There's not a lot more going on beyond that. The movie has an overlong first act, no middle act, and then a rushed and unconvincing finale, where Shyamalan really starts to pile on the nonsense. Getting things wrapped up requires that security at this hospital be criminally terrible, that Glass' genius verges on precognition — which is not supposed to be his power, and there's no suggestion that it is — and that Staple's expertise is both far deeper than we might expect yet also far more laughably lacking than it could thereby plausibly be.
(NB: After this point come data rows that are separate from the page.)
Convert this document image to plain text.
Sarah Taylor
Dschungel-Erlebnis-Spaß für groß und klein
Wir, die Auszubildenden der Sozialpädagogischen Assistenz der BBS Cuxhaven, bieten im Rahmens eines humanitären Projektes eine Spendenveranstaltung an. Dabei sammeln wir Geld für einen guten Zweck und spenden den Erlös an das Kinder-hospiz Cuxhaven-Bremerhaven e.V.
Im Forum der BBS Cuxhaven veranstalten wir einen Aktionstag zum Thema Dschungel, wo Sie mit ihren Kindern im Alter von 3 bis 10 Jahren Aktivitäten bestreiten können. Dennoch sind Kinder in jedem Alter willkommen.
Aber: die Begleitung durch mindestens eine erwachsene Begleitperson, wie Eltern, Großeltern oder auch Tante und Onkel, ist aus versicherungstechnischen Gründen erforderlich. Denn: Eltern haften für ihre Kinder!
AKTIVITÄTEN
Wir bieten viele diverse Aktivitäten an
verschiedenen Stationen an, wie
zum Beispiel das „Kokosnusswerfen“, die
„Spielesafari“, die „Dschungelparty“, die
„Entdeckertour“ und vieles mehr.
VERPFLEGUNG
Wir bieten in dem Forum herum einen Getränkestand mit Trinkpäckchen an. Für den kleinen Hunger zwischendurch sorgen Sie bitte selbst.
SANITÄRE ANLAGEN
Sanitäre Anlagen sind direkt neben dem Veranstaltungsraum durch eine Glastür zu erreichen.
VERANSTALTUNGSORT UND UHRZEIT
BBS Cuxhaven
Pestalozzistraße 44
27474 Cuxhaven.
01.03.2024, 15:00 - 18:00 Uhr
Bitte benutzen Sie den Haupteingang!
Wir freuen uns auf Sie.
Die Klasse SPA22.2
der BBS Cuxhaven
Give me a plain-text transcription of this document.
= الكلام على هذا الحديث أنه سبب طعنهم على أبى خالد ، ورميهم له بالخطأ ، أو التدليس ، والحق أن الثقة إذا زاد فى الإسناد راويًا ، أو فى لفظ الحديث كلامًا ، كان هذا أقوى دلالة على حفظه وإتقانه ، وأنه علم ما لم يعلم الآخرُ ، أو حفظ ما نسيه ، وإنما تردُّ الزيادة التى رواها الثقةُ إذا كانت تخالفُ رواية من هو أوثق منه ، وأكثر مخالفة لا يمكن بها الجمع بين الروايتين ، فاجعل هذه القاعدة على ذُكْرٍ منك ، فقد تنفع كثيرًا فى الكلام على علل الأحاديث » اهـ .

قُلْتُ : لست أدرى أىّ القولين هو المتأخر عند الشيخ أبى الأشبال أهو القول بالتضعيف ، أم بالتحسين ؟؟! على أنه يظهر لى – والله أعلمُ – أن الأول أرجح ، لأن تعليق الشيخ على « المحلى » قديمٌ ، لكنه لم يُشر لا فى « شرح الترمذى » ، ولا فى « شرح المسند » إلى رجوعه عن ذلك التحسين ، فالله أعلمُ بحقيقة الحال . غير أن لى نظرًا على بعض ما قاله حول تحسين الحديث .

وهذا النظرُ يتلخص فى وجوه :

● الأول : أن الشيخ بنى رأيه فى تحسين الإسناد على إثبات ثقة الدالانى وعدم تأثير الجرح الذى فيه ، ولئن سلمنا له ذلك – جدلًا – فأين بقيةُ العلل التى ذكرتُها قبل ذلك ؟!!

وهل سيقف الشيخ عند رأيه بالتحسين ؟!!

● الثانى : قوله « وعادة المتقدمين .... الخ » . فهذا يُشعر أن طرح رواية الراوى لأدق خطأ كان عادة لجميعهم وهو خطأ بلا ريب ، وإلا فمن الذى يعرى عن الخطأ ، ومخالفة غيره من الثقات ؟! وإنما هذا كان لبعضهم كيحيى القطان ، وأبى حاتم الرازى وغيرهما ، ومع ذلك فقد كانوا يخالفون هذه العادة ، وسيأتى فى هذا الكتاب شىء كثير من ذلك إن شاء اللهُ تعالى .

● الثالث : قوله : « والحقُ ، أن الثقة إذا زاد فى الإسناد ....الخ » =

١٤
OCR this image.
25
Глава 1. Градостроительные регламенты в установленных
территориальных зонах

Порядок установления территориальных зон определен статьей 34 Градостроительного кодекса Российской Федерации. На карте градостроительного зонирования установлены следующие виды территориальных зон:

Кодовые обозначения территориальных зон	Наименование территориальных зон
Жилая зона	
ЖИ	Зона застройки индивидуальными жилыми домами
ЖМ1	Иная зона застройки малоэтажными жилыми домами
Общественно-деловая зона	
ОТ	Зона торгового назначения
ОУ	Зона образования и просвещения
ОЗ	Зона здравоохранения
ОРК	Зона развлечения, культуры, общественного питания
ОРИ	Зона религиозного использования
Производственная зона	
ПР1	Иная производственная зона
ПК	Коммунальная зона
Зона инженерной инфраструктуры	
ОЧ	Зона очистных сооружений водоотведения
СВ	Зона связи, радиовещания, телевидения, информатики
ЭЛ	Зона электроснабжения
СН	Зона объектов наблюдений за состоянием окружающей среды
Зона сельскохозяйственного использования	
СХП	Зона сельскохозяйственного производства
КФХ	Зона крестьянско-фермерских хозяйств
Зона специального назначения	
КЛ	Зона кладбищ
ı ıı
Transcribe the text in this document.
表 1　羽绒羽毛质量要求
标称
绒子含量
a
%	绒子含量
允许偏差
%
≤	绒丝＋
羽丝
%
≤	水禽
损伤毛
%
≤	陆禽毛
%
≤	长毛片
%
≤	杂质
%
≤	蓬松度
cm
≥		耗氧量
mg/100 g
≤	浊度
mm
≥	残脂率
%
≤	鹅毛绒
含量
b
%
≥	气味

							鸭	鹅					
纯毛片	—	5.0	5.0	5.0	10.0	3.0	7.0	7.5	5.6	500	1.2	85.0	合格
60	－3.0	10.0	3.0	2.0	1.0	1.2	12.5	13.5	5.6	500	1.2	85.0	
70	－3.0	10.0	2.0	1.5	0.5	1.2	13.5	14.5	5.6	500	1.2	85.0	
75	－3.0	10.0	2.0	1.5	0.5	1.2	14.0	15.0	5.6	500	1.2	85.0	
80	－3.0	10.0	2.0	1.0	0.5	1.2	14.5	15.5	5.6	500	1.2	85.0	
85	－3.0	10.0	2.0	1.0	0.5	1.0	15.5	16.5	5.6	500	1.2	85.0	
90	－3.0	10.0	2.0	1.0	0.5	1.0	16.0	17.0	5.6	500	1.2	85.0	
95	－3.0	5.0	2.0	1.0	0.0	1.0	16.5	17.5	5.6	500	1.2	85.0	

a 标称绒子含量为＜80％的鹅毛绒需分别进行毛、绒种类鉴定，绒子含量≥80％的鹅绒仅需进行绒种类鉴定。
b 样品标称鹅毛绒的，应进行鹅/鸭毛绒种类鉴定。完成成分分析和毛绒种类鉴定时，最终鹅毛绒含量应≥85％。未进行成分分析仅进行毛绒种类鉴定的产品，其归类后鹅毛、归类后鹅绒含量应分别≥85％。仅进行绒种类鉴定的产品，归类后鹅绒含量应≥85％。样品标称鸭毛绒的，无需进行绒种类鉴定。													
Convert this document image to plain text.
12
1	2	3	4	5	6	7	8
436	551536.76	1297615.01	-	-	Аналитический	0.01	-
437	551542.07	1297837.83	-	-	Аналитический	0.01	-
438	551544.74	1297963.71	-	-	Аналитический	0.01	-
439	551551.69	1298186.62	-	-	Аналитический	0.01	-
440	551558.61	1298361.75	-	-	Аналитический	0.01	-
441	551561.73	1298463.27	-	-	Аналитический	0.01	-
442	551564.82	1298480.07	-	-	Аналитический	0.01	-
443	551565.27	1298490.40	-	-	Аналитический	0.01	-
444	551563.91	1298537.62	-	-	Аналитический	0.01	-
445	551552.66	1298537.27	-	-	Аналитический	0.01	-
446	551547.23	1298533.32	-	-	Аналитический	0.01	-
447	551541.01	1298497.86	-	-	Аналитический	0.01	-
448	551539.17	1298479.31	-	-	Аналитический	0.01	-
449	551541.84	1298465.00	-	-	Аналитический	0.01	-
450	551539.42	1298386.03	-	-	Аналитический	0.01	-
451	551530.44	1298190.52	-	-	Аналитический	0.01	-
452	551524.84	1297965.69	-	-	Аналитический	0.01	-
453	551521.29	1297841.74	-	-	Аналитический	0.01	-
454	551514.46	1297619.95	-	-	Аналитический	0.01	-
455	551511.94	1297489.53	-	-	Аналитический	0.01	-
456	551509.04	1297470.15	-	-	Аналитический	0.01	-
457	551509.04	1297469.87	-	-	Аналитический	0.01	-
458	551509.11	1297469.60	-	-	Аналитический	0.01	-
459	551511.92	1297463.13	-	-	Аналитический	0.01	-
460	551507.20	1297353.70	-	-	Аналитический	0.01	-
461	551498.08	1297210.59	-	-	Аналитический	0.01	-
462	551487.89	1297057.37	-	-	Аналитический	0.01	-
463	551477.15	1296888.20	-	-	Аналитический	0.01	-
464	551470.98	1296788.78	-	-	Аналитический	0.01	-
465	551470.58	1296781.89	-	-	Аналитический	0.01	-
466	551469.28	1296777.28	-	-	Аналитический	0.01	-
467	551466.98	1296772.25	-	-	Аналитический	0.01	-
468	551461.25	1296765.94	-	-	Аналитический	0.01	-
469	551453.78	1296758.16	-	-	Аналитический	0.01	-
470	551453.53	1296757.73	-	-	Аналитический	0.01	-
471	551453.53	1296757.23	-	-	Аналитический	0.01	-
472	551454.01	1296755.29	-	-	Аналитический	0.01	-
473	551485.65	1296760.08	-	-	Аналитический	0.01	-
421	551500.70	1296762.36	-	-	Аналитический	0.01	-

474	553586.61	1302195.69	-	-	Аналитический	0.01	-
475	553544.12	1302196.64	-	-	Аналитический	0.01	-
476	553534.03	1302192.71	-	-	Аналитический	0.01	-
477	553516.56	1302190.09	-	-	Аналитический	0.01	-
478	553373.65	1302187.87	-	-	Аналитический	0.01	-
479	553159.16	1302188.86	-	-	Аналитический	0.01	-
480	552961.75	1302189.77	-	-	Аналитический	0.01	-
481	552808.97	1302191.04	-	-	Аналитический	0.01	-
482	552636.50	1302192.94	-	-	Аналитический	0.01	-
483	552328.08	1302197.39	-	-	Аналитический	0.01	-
One late scene involves her learning something pretty basic about superhero stories by overhearing two kids talking in a comics store.

Glass is meant to be a rational, grounded alternative to "fantastical" comic-book movies. It feels instead like an accidental, unwitting satire of geek culture, and in particular of that very narrow slice of nerdery that takes great pains to over-explain its passions to the point where all the ineffable fun is sucked from it. This is not the kind of seriousness that superheroes need.